When one contemplates disintegration of an entire county one's first reaction is incomprehension, then disbelief and finally anger. For those of us who know the situation and are daily confronted with the bald statistics the final stage of anger is not difficult to understand. Perhaps the most galling fact of all is that the situation can be reversed by a simple act of political will. Leitrim's population of 27,000 people, the diversity of small scale activity in the county and the fact that there is a disincentive geographically makes it ideal for this scheme, it is small enough to be easily monitored, yet large and diverse enough to be a useful test of the philosophy of integrated development. The county is blessed with wonderful and committed county development team.
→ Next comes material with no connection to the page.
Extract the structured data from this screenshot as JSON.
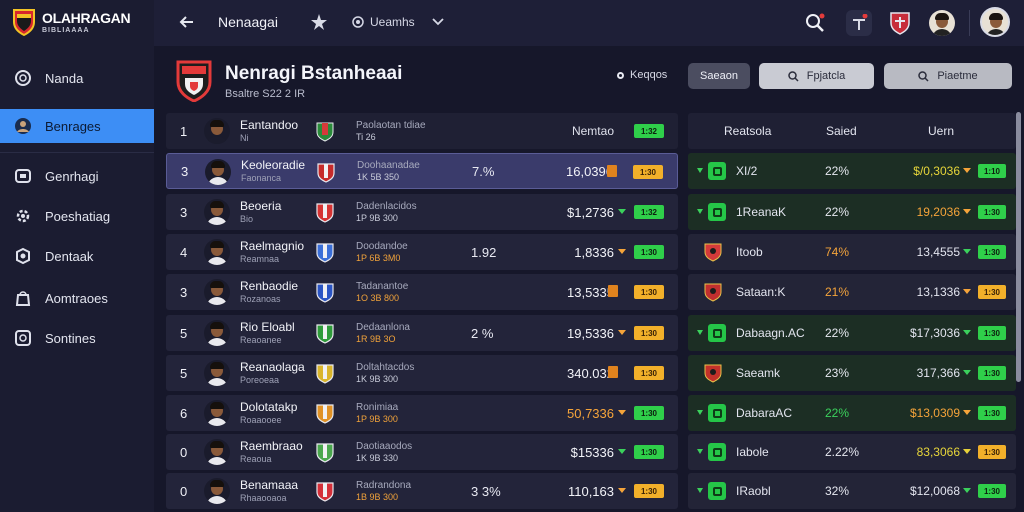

Also, almost every parish has a development organisation funded by people who, despite fighting odds, still fight, hope and plan.
I refer to two recent reports. The 1987 report of An Foras Talúntais states that: The core problem in rural areas is a high dependence on farming and a lack of non-farm occupational opportunities. I also refer to the Irish Farmers' Association report of January 1988 entitled "Proposals for Re-assessment and Reforms of Policy on Regional Development". The report calls for: (1) the establishment of a regional authority; and (2) financial autonomy and direct access to funds. Both of these authoritative and comprehensive reports make an unanswerable case. My only difference with them would be on the question of scale at this stage. A region might be a bit unwieldy for a pilot scheme and hence my proposal for an area of manageable proportions and unquestionable need, namely, Leitrim.
I referred earlier to the West Lothian region of Scotland as an example of the IRD at work on a pilot basis. Reading the interim report on their progress, one is immediately struck by a similarity to the north west and areas like Leitrim. Their aims are: the provision of increased employment by attracting new industry; the encouragement of indigenous potential; the development of tourism industry; the updating of the infrastructure; and the removal of all forms of environmental dereliction, thereby making their area more attractive to tourists and industry. Above all, they will provide an integrated and competent marketing structure for the entire region. One might easily be talking of an area like County Leitrim. That is the case I would like to make for the inclusion of Leitrim in a pilot scheme for the integrated development programme.